The invention relates to a tow cable. More specifically but not exclusively it relates to a tow cable for towed decoy deployed from a fast jet.

One of the techniques used to protect military aircraft against missile attack is a decoy that is towed behind the aircraft using a specialist tow cable. Due to the high performance of these aircraft, and the very significant vortex created by the wings during high 'g' manoeuvres, (particularly a delta wing), the correct cable properties are fundamental in enabling a long endurance tow capability.

The flight performance of a towed decoy is linked to the aerodynamic design of the decoy, which focuses on the relative positions of the centres of pressure and mass. With a highly stable decoy, the decoy centre of mass follows the tow cable. In a very high vortex environment however, the axis of the decoy can achieve significant deviation with respect to the axis of the cable, typically up to a cone angle of 90°. In this environment, cable fibres experience significant relative movement. This relative movement causes self-fretting of the individual fibres, and hence a gradual degradation of strength as individual fibres fracture. Man-made fibres such as Kevlar have a very high strength to weight ratio, but this chemistry does not provide a long endurance tow cable as Kevlar has high inter fibre friction. In this application this leads to fretting failure.

According to the invention there is provided a towed decoy cable for deployment from an aircraft, the tow cable comprising a relatively low fibre frictional coefficient core, surrounded by a relatively high fibre frictional coefficient outer sheathing, the high friction outer sheath being compatible with a deployment mechanism controlling the deployment of the decoy from the aircraft.

The low friction internal fibres of the cable provide the high endurance strength members necessary for successful operation of the cable.

In this way, the tow cable of the invention overcomes the problems associated with prior art tow cables, principally the early and uncommanded detachment of the decoy caused by the tow cable breaking. Unpredictable performance of such equipment can lead to limitations in operational use or the carriage of multiple decoys to protect against such events.

The invention will now be described with reference to the following drawings in which: Figure 1 is a schematic drawing of a decoy and tow cable deployed behind an aircraft in accordance with one form of the invention. The tow point is located sufficiently away from the engines and flight control surfaces, such that only aerodynamic forces are impressed upon the tow cable structure and decoy. The diagram is necessarily not to scale but indicates the general arrangement.

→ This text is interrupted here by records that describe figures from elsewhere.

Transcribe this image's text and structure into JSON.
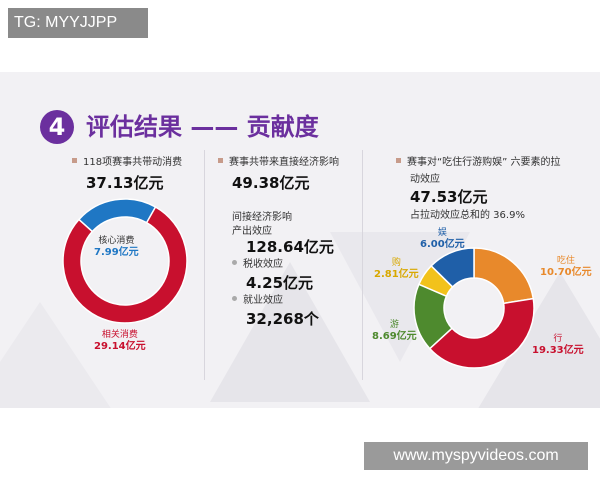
{
  "overlay": {
    "top_tag": "TG: MYYJJPP",
    "bottom_watermark": "www.myspyvideos.com"
  },
  "header": {
    "section_number": "4",
    "title": "评估结果 —— 贡献度"
  },
  "col1": {
    "caption": "118项赛事共带动消费",
    "total": "37.13亿元",
    "donut_labels": {
      "core_name": "核心消费",
      "core_value": "7.99亿元",
      "related_name": "相关消费",
      "related_value": "29.14亿元"
    },
    "colors": {
      "core": "#1f77c4",
      "related": "#c8102e"
    }
  },
  "col2": {
    "caption": "赛事共带来直接经济影响",
    "direct": "49.38亿元",
    "indirect_heading": "间接经济影响",
    "output_label": "产出效应",
    "output_value": "128.64亿元",
    "tax_label": "税收效应",
    "tax_value": "4.25亿元",
    "jobs_label": "就业效应",
    "jobs_value": "32,268个"
  },
  "col3": {
    "caption_line1": "赛事对“吃住行游购娱” 六要素的拉",
    "caption_line2": "动效应",
    "total": "47.53亿元",
    "share_line": "占拉动效应总和的 36.9%",
    "segments": [
      {
        "name": "吃住",
        "value": "10.70亿元",
        "color": "#e8892b"
      },
      {
        "name": "行",
        "value": "19.33亿元",
        "color": "#c8102e"
      },
      {
        "name": "游",
        "value": "8.69亿元",
        "color": "#4e8a2e"
      },
      {
        "name": "购",
        "value": "2.81亿元",
        "color": "#f2c21b"
      },
      {
        "name": "娱",
        "value": "6.00亿元",
        "color": "#1f5fa8"
      }
    ]
  },
  "chart_data": [
    {
      "type": "pie",
      "categories": [
        "核心消费",
        "相关消费"
      ],
      "values": [
        7.99,
        29.14
      ]
    },
    {
      "type": "pie",
      "categories": [
        "吃住",
        "行",
        "游",
        "购",
        "娱"
      ],
      "values": [
        10.7,
        19.33,
        8.69,
        2.81,
        6.0
      ]
    }
  ]
}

Figure 2 is a schematic drawing of a cross section of the tow cable of Figure 1 in accordance with one form of the invention.

Figure 2 shows one form of tow cable in accordance with the invention. The tow cable comprises a series of internal fibre bundles produced from low frictional fibres, surrounded by (and contained by) an external braid produced from a high frictional fibre material. The tow cable may further include integral electrical and optical fibre conductors as required for the operation of the decoy. Manmade fibres using liquid crystal polymer technology can provide fibres with the necessary high and low friction properties. Lyotropic LCPs, such as Kevlar, can provide the high friction fibres, whilst thermotropic LCPs such as Vectran, can provide the low friction fibres.

In this way, the tow cable can withstand the extreme inter-fibre dynamics as well as the tensile loads needed for towing a high drag body such as a towed decoy. The critical characteristic is low inter-fibre friction that minimises cable self-fretting which is the cause of cable failure under these conditions. Such low friction characteristics minimise fibre-on-fibre damage and hence prolong cable life.

A tow cable with this structure can typically provide hours of towing capability, with complex flight profiles comprising high 'g' manoeuvres, high aircraft speed excursions such as 350 knots to supersonic speeds, and low drag conditions as experienced during in-flight refuelling.

This invention has identified a tow cable composite structure and fibre chemistry which enables a high endurance tow cable for use in a severe vortex aero environment. It will be appreciated that whilst that whilst the specific examples of Kevlar and Vectran fibres are given above, any suitable combination of materials having the desired properties may be used.